Things did not improve with digital technology. Dr Chahine describes the quality of the computerised Arabic fonts in the 1980s and ‘90s as “awful and ugly”.

“There were very few people who were trained in the art of good typefaces. You would have a calligrapher drawing the design by hand and then it would be scanned and automatically made into a font without the process of testing and correction. As a result, we ended up with poorly made fonts.”

Dr Chahine, who did her doctorate in legibility, says too little research has been done on the readability of various Arabic type faces. While Arabic typography has reflected changes of aesthetic taste, a script pleasing to the eye is not necessarily the most readable, she says.

What is needed, she believes, is more research to ascertain the Arabic reader’s response to the different typefaces they see every day.

“Are the typefaces difficult to read? Do they slow reading speeds? We need to be able to develop good typefaces that encourage reading, because we have very low literacy rates and people are not reading. An Arab reads only four pages on average a year,” she says.

But not all is doom and gloom. The advance in digital technologies over the past decade means designers now have the means to reclaim what was lost with the printing press and create a truly modern Arabic script.
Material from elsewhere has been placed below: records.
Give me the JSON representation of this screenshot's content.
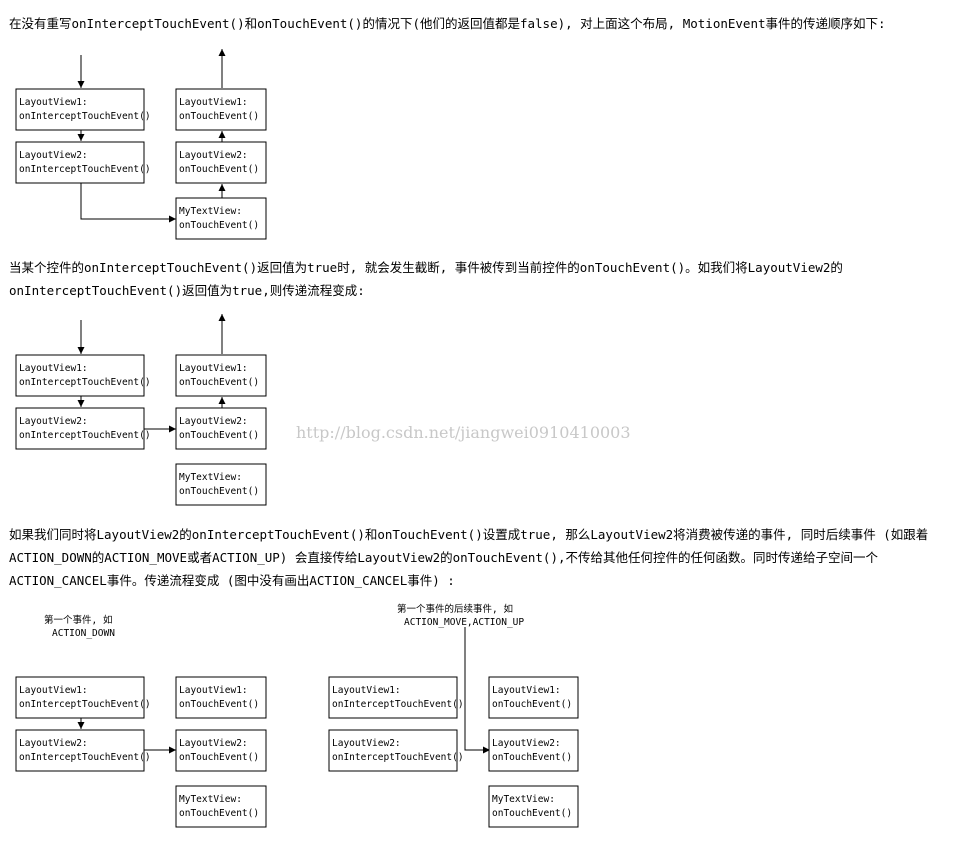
{
  "paragraphs": {
    "p1": "在没有重写onInterceptTouchEvent()和onTouchEvent()的情况下(他们的返回值都是false), 对上面这个布局, MotionEvent事件的传递顺序如下:",
    "p2_line1": "当某个控件的onInterceptTouchEvent()返回值为true时, 就会发生截断, 事件被传到当前控件的onTouchEvent()。如我们将LayoutView2的",
    "p2_line2": "onInterceptTouchEvent()返回值为true,则传递流程变成:",
    "p3_line1": "  如果我们同时将LayoutView2的onInterceptTouchEvent()和onTouchEvent()设置成true, 那么LayoutView2将消费被传递的事件, 同时后续事件 (如跟着",
    "p3_line2": "ACTION_DOWN的ACTION_MOVE或者ACTION_UP) 会直接传给LayoutView2的onTouchEvent(),不传给其他任何控件的任何函数。同时传递给子空间一个",
    "p3_line3": "ACTION_CANCEL事件。传递流程变成 (图中没有画出ACTION_CANCEL事件) :"
  },
  "watermark": "http://blog.csdn.net/jiangwei0910410003",
  "box_labels": {
    "lv1": "LayoutView1:",
    "lv2": "LayoutView2:",
    "mtv": "MyTextView:",
    "intercept": "onInterceptTouchEvent()",
    "touch": "onTouchEvent()"
  },
  "notes": {
    "first_event_l1": "第一个事件, 如",
    "first_event_l2": "ACTION_DOWN",
    "later_events_l1": "第一个事件的后续事件, 如",
    "later_events_l2": "ACTION_MOVE,ACTION_UP"
  }
}
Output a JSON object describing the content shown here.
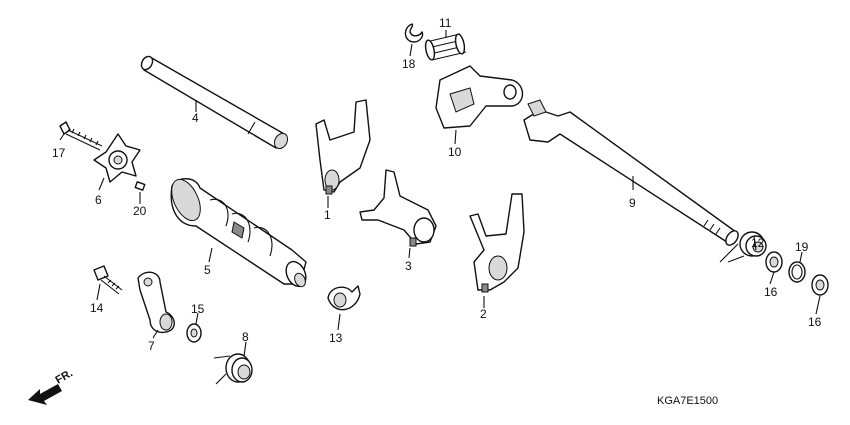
{
  "diagram": {
    "code": "KGA7E1500",
    "direction": "FR.",
    "callouts": {
      "p1": "1",
      "p2": "2",
      "p3": "3",
      "p4": "4",
      "p5": "5",
      "p6": "6",
      "p7": "7",
      "p8": "8",
      "p9": "9",
      "p10": "10",
      "p11": "11",
      "p12": "12",
      "p13": "13",
      "p14": "14",
      "p15": "15",
      "p16a": "16",
      "p16b": "16",
      "p17": "17",
      "p18": "18",
      "p19": "19",
      "p20": "20"
    }
  }
}
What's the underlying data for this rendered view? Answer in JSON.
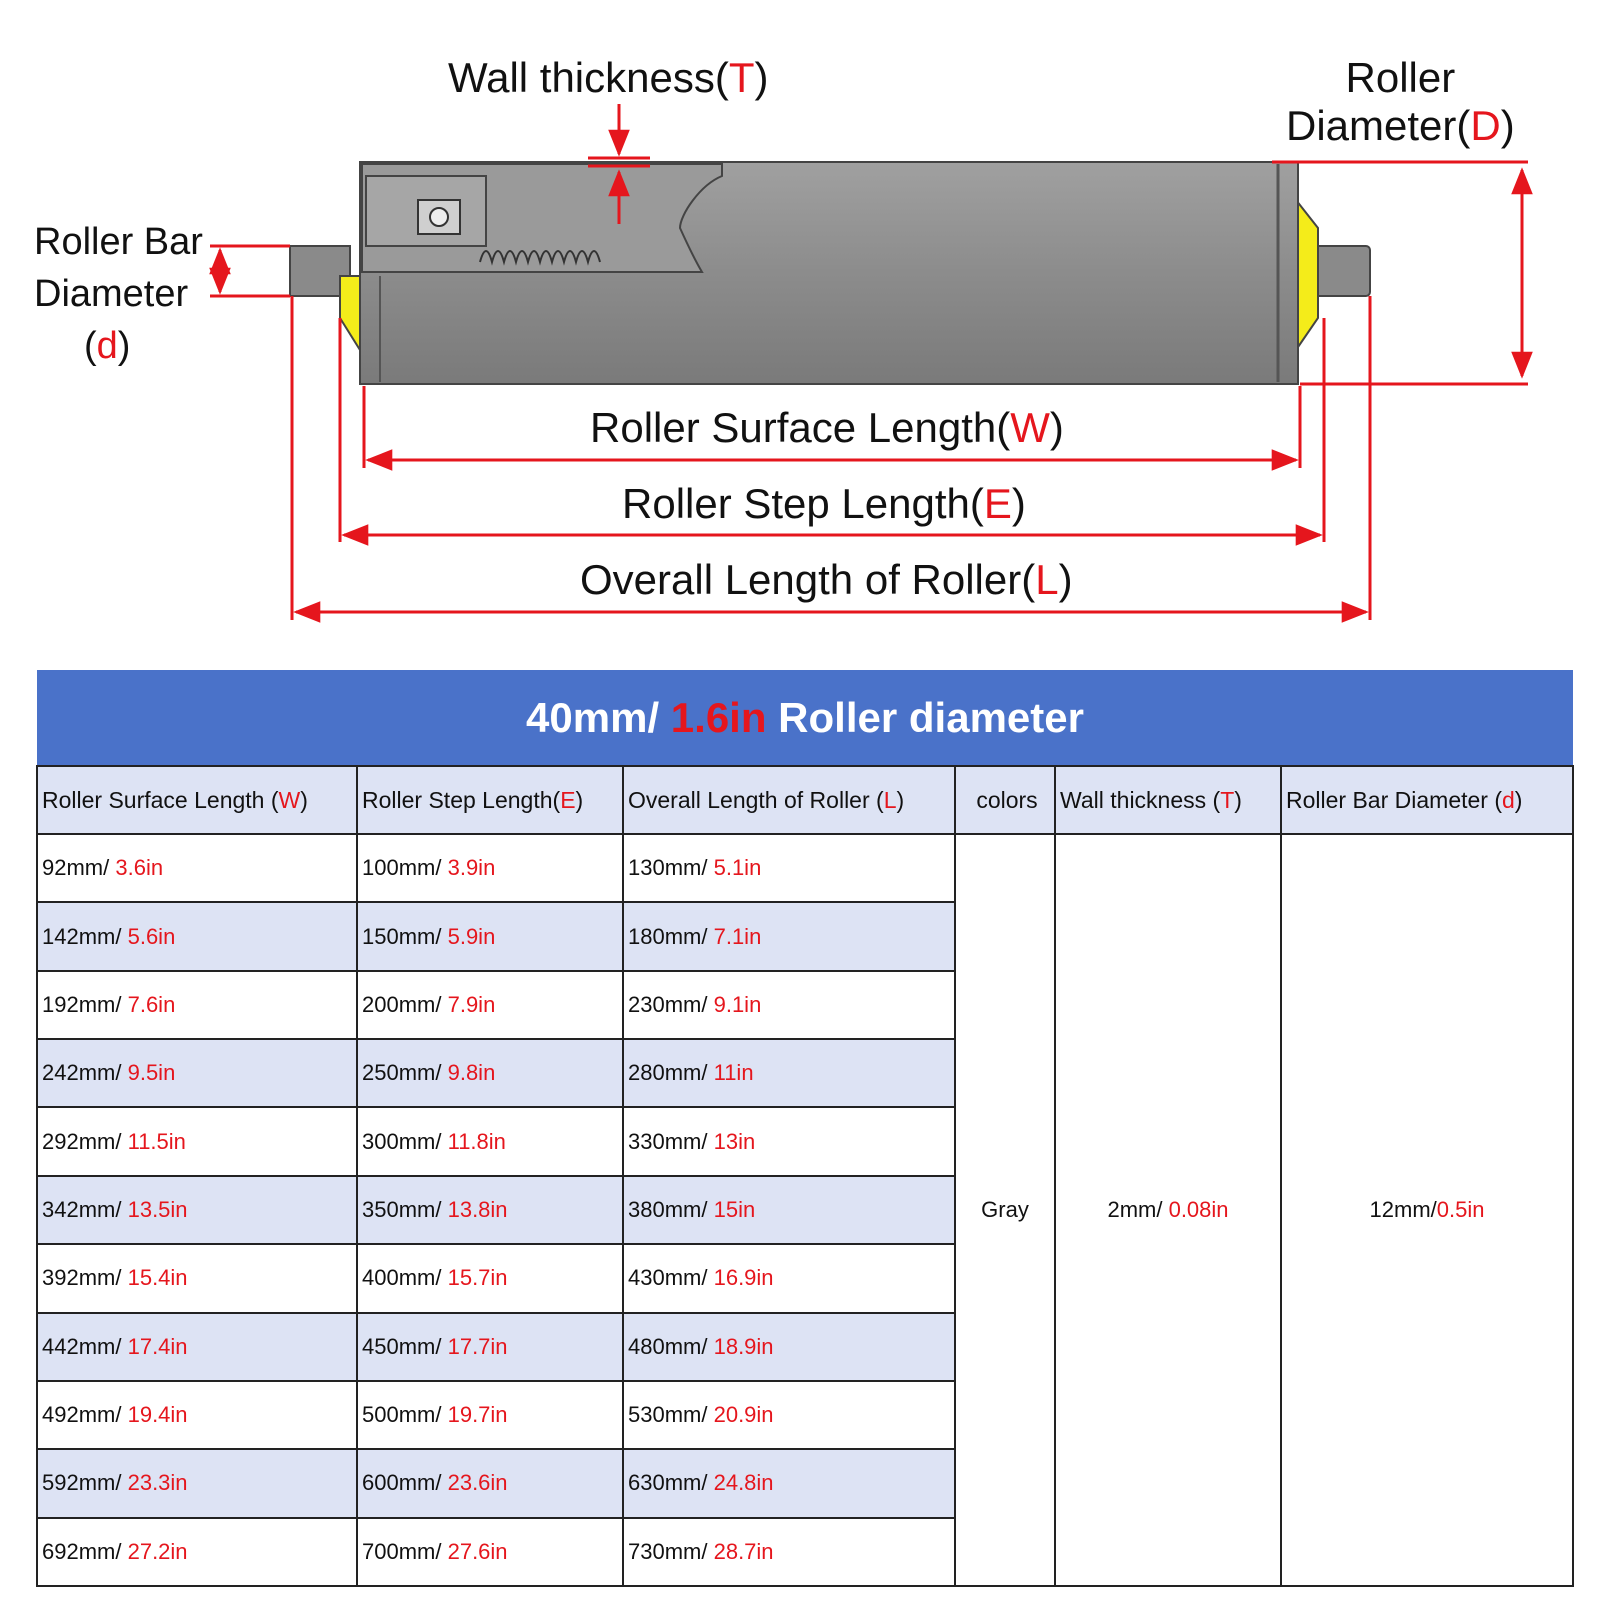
{
  "diagram": {
    "wall_label": {
      "text": "Wall thickness(",
      "sym": "T",
      "close": ")"
    },
    "roller_d_label": {
      "line1": "Roller",
      "line2": "Diameter(",
      "sym": "D",
      "close": ")"
    },
    "bar_d_label": {
      "line1": "Roller Bar",
      "line2": "Diameter",
      "open": "(",
      "sym": "d",
      "close": ")"
    },
    "w_label": {
      "text": "Roller Surface Length(",
      "sym": "W",
      "close": ")"
    },
    "e_label": {
      "text": "Roller Step Length(",
      "sym": "E",
      "close": ")"
    },
    "l_label": {
      "text": "Overall Length of Roller(",
      "sym": "L",
      "close": ")"
    },
    "colors": {
      "dimension": "#e5161d",
      "body": "#8e8e8e",
      "end_cap": "#f4ec1a"
    }
  },
  "table": {
    "title": {
      "mm": "40mm/ ",
      "inch": "1.6in",
      "rest": " Roller diameter"
    },
    "headers": [
      {
        "text": "Roller Surface Length (",
        "sym": "W",
        "close": ")"
      },
      {
        "text": "Roller Step Length(",
        "sym": "E",
        "close": ")"
      },
      {
        "text": "Overall Length of Roller (",
        "sym": "L",
        "close": ")"
      },
      {
        "text": "colors",
        "sym": "",
        "close": ""
      },
      {
        "text": "Wall thickness (",
        "sym": "T",
        "close": ")"
      },
      {
        "text": "Roller Bar Diameter (",
        "sym": "d",
        "close": ")"
      }
    ],
    "rows": [
      [
        {
          "mm": "92mm/ ",
          "inch": "3.6in"
        },
        {
          "mm": "100mm/ ",
          "inch": "3.9in"
        },
        {
          "mm": "130mm/ ",
          "inch": "5.1in"
        }
      ],
      [
        {
          "mm": "142mm/ ",
          "inch": "5.6in"
        },
        {
          "mm": "150mm/ ",
          "inch": "5.9in"
        },
        {
          "mm": "180mm/ ",
          "inch": "7.1in"
        }
      ],
      [
        {
          "mm": "192mm/ ",
          "inch": "7.6in"
        },
        {
          "mm": "200mm/ ",
          "inch": "7.9in"
        },
        {
          "mm": "230mm/ ",
          "inch": "9.1in"
        }
      ],
      [
        {
          "mm": "242mm/ ",
          "inch": "9.5in"
        },
        {
          "mm": "250mm/ ",
          "inch": "9.8in"
        },
        {
          "mm": "280mm/ ",
          "inch": "11in"
        }
      ],
      [
        {
          "mm": "292mm/ ",
          "inch": "11.5in"
        },
        {
          "mm": "300mm/ ",
          "inch": "11.8in"
        },
        {
          "mm": "330mm/ ",
          "inch": "13in"
        }
      ],
      [
        {
          "mm": "342mm/ ",
          "inch": "13.5in"
        },
        {
          "mm": "350mm/ ",
          "inch": "13.8in"
        },
        {
          "mm": "380mm/ ",
          "inch": "15in"
        }
      ],
      [
        {
          "mm": "392mm/ ",
          "inch": "15.4in"
        },
        {
          "mm": "400mm/ ",
          "inch": "15.7in"
        },
        {
          "mm": "430mm/ ",
          "inch": "16.9in"
        }
      ],
      [
        {
          "mm": "442mm/ ",
          "inch": "17.4in"
        },
        {
          "mm": "450mm/ ",
          "inch": "17.7in"
        },
        {
          "mm": "480mm/ ",
          "inch": "18.9in"
        }
      ],
      [
        {
          "mm": "492mm/ ",
          "inch": "19.4in"
        },
        {
          "mm": "500mm/ ",
          "inch": "19.7in"
        },
        {
          "mm": "530mm/ ",
          "inch": "20.9in"
        }
      ],
      [
        {
          "mm": "592mm/ ",
          "inch": "23.3in"
        },
        {
          "mm": "600mm/ ",
          "inch": "23.6in"
        },
        {
          "mm": "630mm/ ",
          "inch": "24.8in"
        }
      ],
      [
        {
          "mm": "692mm/ ",
          "inch": "27.2in"
        },
        {
          "mm": "700mm/ ",
          "inch": "27.6in"
        },
        {
          "mm": "730mm/ ",
          "inch": "28.7in"
        }
      ]
    ],
    "merged": {
      "color": "Gray",
      "wall": {
        "mm": "2mm/ ",
        "inch": "0.08in"
      },
      "bar": {
        "mm": "12mm/",
        "inch": "0.5in"
      }
    },
    "colors": {
      "title_bg": "#4a72c9",
      "stripe": "#dde3f4",
      "accent": "#e5161d"
    }
  }
}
“The advent of OpenType software does away with many limitations, and now it is truly possible to design typefaces which are true to calligraphic standards or create new fonts,” says Dr Chahine, one of the pioneers in this movement.

“The technology has in the past few years evolved to a point where the time needed to create a font has decreased by 60 per cent. This is revolutionising the industry.”

Pascal Zoghbi, a leading Arabic type designer and typographer, says his field is still in its “nascent stage”. “The industry still faces lots of challenges. For example, we only have about 10 Arabic typographers who could be considered to be the best in the industry, while in English there are hundreds,” he says.

Piracy is another major headache for the industry. “Just like with any content produced in the Arab world, we suffer from lack of copyright protection. If we need more investment in this market, then we need to protect the copyright of the content creators, or else they will not be able to generate an income from their work.”

Another challenge is the lack of university courses that teach type design in the Arab world. Mr Zoghbi, who has a master’s degree in typeface design from the Royal Academy of Arts in the Netherlands, says the handful of professional Arabic typographers earned their degrees in the West.

Dr Chahine agrees. “Such courses are desperately missing here,” she says.

“We cannot improve the quality of Arabic typefaces if we only have a few designers. If we want to change the status quo, we need to train and support hundreds of designers.”

She says that despite her prolific output for the past 12 years, she has only managed to design 70 fonts.

While many organisations support calligraphy, she feels typography is neglected. “What we read on a daily basis is in type, and typefaces are not found in calligraphy. We need a balanced approach that supports both the fields,” says Dr Chahine.

Some support has come from Dubai Culture, with the Dubai International Arabic Calligraphy Exhibition, which runs until May 15.

Dr Chahine’s workshops provide training for designers, which she says are “very necessary” to provide a platform for experienced typographers like her to pass on knowledge to those just beginning their work.

“We need to see language as a tree that needs to be constantly watered,” she says. “If you leave this, then it dies of neglect. But if you keep nourishing it, then it will adapt and grow.”